Mamoudou avait 31 ans. Marié, père d’une petite fille de 2 ans, il a perdu la vie samedi 20 juillet, succombant à ses blessures de la veille au soir. Ses amis et collègues le décrivent unanimement comme un homme brillant. Docteur, chercheur, professeur et "débordant de projets, Mamoudou Barry forçait, par son travail, l’admiration de ses collègues et de ses étudiants", déclare ainsi Joël Alexandre, président de l’Université de Rouen Normandie.

De Mamou à Rouen, un parcours scolaire sans faute

Saidou Diallo le connaissait depuis plus de 15 ans. Contacté par LCI, cet informaticien installé à Lyon avait rencontré Mamoudou Barry au collège de la ville de Mamou en Guinée, leur pays natal. Admiratif de sa réussite, Saidou a retracé le beau parcours de son ami pour LCI. Après avoir obtenu l’équivalent du brevet, Mamoudou a passé avec brio son bac littéraire au lycée Elhadj Aboubacar Doukouré en 2007, toujours à Mamou. Admis à l’université Général Lansana Conté de Conakry - la capitale - il va jusqu’à la maîtrise, puis candidate à Campus France pour continuer ses études dans l'Hexagone. En septembre 2012, il arrive à l’université de Rouen pour un master en droit, qu’il valide en 2014, avant d’entrer à l’école doctorale. Le 27 juin dernier, Mamoudou Barry avait brillamment soutenu sa thèse sur les politiques fiscales et douanières en matière d'investissements étrangers en Afrique francophone.

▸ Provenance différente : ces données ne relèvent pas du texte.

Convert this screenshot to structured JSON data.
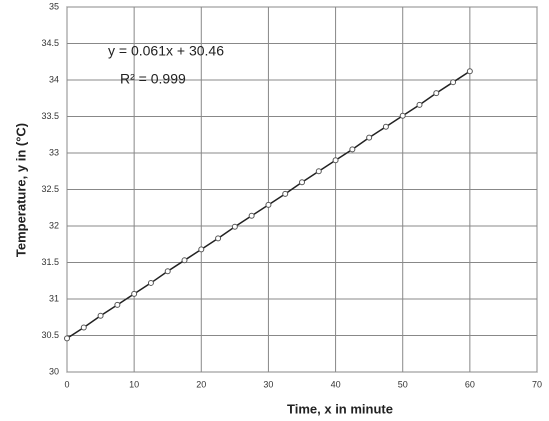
{
  "chart_data": {
    "type": "scatter",
    "x_label": "Time, x in minute",
    "y_label": "Temperature, y in (°C)",
    "annotations": [
      "y = 0.061x + 30.46",
      "R² = 0.999"
    ],
    "xlim": [
      0,
      70
    ],
    "xticks": [
      0,
      10,
      20,
      30,
      40,
      50,
      60,
      70
    ],
    "ylim": [
      30,
      35
    ],
    "yticks": [
      30,
      30.5,
      31,
      31.5,
      32,
      32.5,
      33,
      33.5,
      34,
      34.5,
      35
    ],
    "grid": true,
    "series": [
      {
        "name": "Temperature",
        "color": "#555555",
        "x": [
          0,
          2.5,
          5,
          7.5,
          10,
          12.5,
          15,
          17.5,
          20,
          22.5,
          25,
          27.5,
          30,
          32.5,
          35,
          37.5,
          40,
          42.5,
          45,
          47.5,
          50,
          52.5,
          55,
          57.5,
          60
        ],
        "values": [
          30.46,
          30.61,
          30.77,
          30.92,
          31.07,
          31.22,
          31.38,
          31.53,
          31.68,
          31.83,
          31.99,
          32.14,
          32.29,
          32.44,
          32.6,
          32.75,
          32.9,
          33.05,
          33.21,
          33.36,
          33.51,
          33.66,
          33.82,
          33.97,
          34.12
        ]
      }
    ]
  }
}
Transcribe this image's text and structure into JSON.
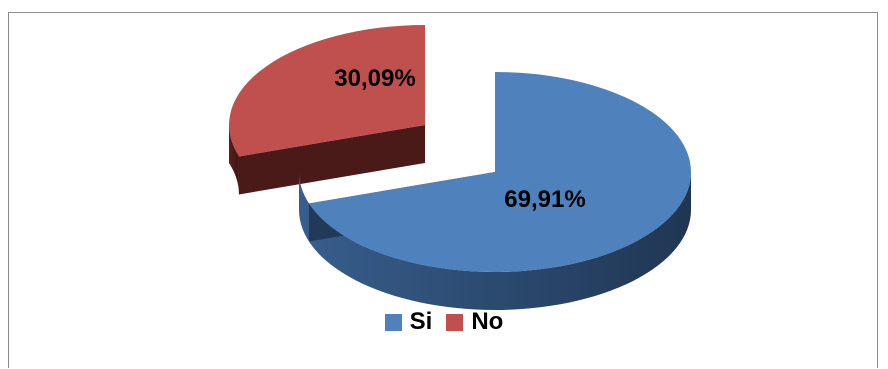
{
  "chart_data": {
    "type": "pie",
    "title": "",
    "categories": [
      "Si",
      "No"
    ],
    "values": [
      69.91,
      30.09
    ],
    "value_labels": [
      "69,91%",
      "30,09%"
    ],
    "colors": [
      "#4f81bd",
      "#c0504d"
    ],
    "exploded": [
      "No"
    ],
    "style": "3d",
    "legend_position": "bottom"
  },
  "legend": {
    "items": [
      {
        "label": "Si",
        "color": "#4f81bd"
      },
      {
        "label": "No",
        "color": "#c0504d"
      }
    ]
  }
}
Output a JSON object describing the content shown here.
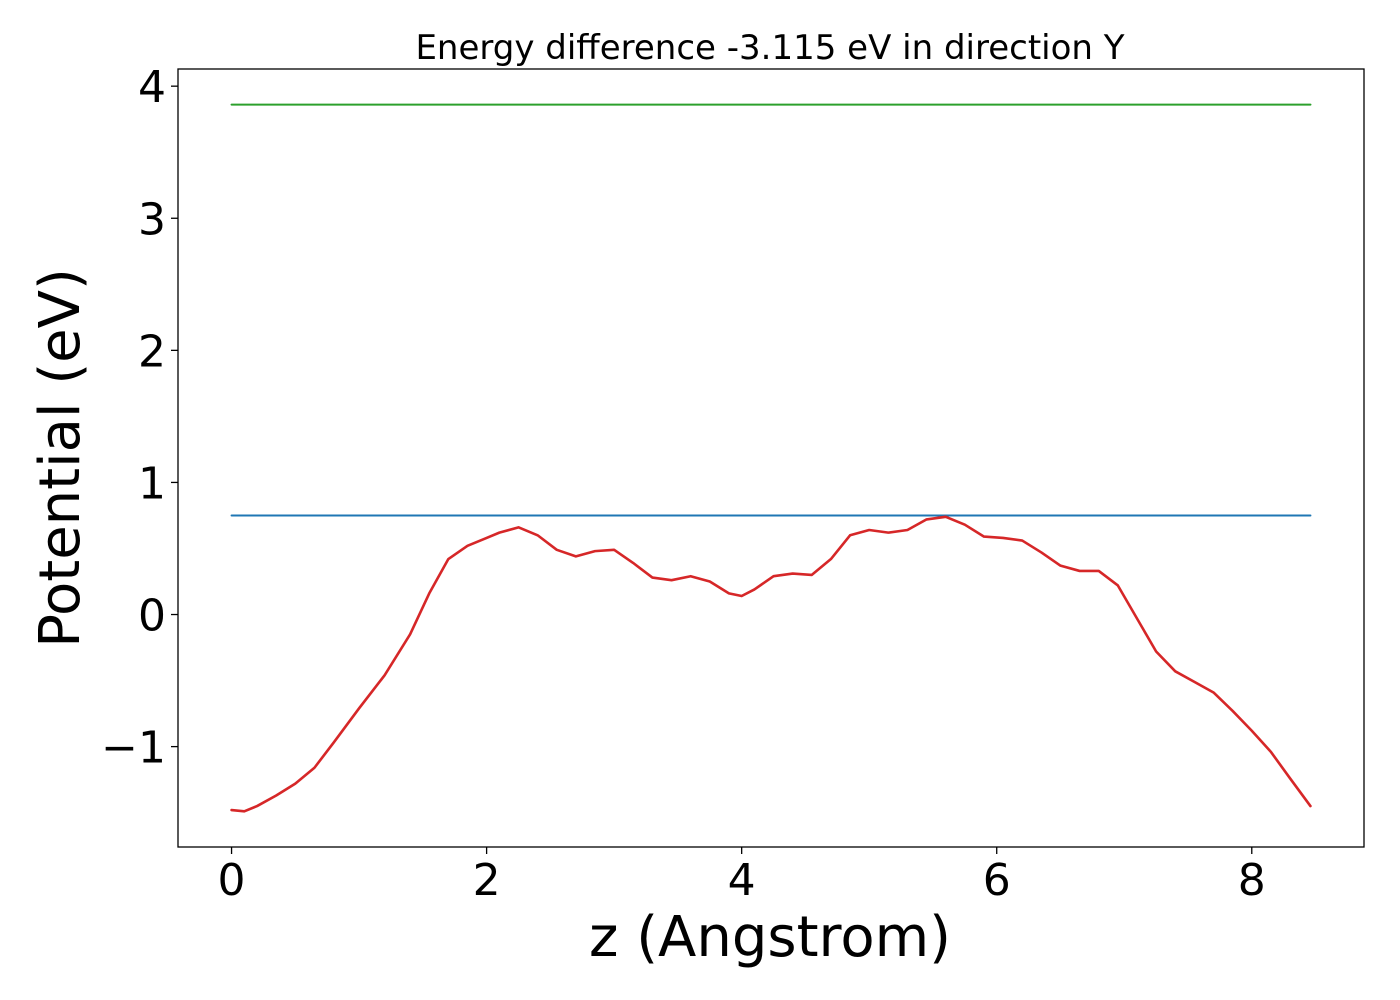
{
  "chart_data": {
    "type": "line",
    "title": "Energy difference -3.115 eV in direction Y",
    "xlabel": "z (Angstrom)",
    "ylabel": "Potential (eV)",
    "xlim": [
      -0.42,
      8.88
    ],
    "ylim": [
      -1.76,
      4.13
    ],
    "x_ticks": [
      0,
      2,
      4,
      6,
      8
    ],
    "x_tick_labels": [
      "0",
      "2",
      "4",
      "6",
      "8"
    ],
    "y_ticks": [
      -1,
      0,
      1,
      2,
      3,
      4
    ],
    "y_tick_labels": [
      "−1",
      "0",
      "1",
      "2",
      "3",
      "4"
    ],
    "grid": false,
    "series": [
      {
        "color": "#2ca02c",
        "x": [
          0,
          8.46
        ],
        "y": [
          3.86,
          3.86
        ]
      },
      {
        "color": "#1f77b4",
        "x": [
          0,
          8.46
        ],
        "y": [
          0.75,
          0.75
        ]
      },
      {
        "color": "#d62728",
        "x": [
          0,
          0.1,
          0.2,
          0.35,
          0.5,
          0.65,
          0.8,
          1.0,
          1.2,
          1.4,
          1.55,
          1.7,
          1.85,
          2.0,
          2.1,
          2.25,
          2.4,
          2.55,
          2.7,
          2.85,
          3.0,
          3.15,
          3.3,
          3.45,
          3.6,
          3.75,
          3.9,
          4.0,
          4.1,
          4.25,
          4.4,
          4.55,
          4.7,
          4.85,
          5.0,
          5.15,
          5.3,
          5.45,
          5.6,
          5.75,
          5.9,
          6.05,
          6.2,
          6.35,
          6.5,
          6.65,
          6.8,
          6.95,
          7.1,
          7.25,
          7.4,
          7.55,
          7.7,
          7.85,
          8.0,
          8.15,
          8.3,
          8.46
        ],
        "y": [
          -1.48,
          -1.49,
          -1.45,
          -1.37,
          -1.28,
          -1.16,
          -0.97,
          -0.71,
          -0.46,
          -0.15,
          0.16,
          0.42,
          0.52,
          0.58,
          0.62,
          0.66,
          0.6,
          0.49,
          0.44,
          0.48,
          0.49,
          0.39,
          0.28,
          0.26,
          0.29,
          0.25,
          0.16,
          0.14,
          0.19,
          0.29,
          0.31,
          0.3,
          0.42,
          0.6,
          0.64,
          0.62,
          0.64,
          0.72,
          0.74,
          0.68,
          0.59,
          0.58,
          0.56,
          0.47,
          0.37,
          0.33,
          0.33,
          0.22,
          -0.03,
          -0.28,
          -0.43,
          -0.51,
          -0.59,
          -0.73,
          -0.88,
          -1.04,
          -1.24,
          -1.45
        ]
      }
    ]
  }
}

Sa directrice de thèse, trop émue par la disparition de son élève pour s’entretenir au téléphone, nous a confié par écrit que "la communauté universitaire perd une personne remarquable, tant sur le plan humain qu'intellectuel". Carine Brière précise que le jury avait félicité Mamoudou Barry à l'unanimité "en raison de l'originalité de sa recherche et des qualités dont il a fait preuve lors de la soutenance". Mais il n'était pas seulement étudiant : depuis 2014, parallèlement à la préparation de sa thèse, il enseignait à la faculté de droit de l'université de Rouen. Il intervenait notamment en droit de l'assurance et en droit bancaire. "Il était apprécié des étudiants", assure Carine. Il était aussi membre du centre universitaire de recherche juridique à Rouen et membre de l'équipe de recherche Thinking Africa. Il avait été sollicité pour réaliser des conférences en lien avec les matières premières extractives, dans divers colloques en Chine et en Afrique, ou dans les médias. Un parcours sans faute qui le menait à une belle carrière.

Un homme pacifique et conciliateur

Doctorant en droit fiscal depuis quelques semaines, Mamoudou s'apprêtait à rentrer en Guinée pour prêter serment et devenir avocat. "Il me l'a annoncé lors de notre dernier appel, jeudi. Il avait aussi pour projet de candidater au Barreau de Paris d'ici la fin de l'année", regrette Saidou. Une carrière avortée et une vie volée, dans un accident "d'une extrême violence", comme l'explique le communiqué de ses amis.

"Mamoudou Barry, était un frère, un ami, un époux, un collègue et un citoyen exemplaire. (...) Il participait ainsi, à son échelle, au rayonnement de ces pays", résume le texte accompagnant la cagnotte créée pour aider sa famille à gérer ce décès soudain. Mise en ligne par trois de ses amis, elle représente "un appel à chacun (personne physique, morale, ONG , ...) pour mobiliser les fonds nécessaires au rapatriement de son corps en Guinée", est-il écrit. "Ces fonds pourront également aider sa famille dans les obsèques mais aussi et surtout pourront accompagner sa femme et sa fille". Son épouse, à ses côtés lors du drame, est dévastée. Elle avait rencontré Mamoudou en Guinée, étant originaire du même village que lui. "On fait tout pour les protéger, elle et leur fille", assure Saidou, "notamment en gardant leurs identités confidentielles." 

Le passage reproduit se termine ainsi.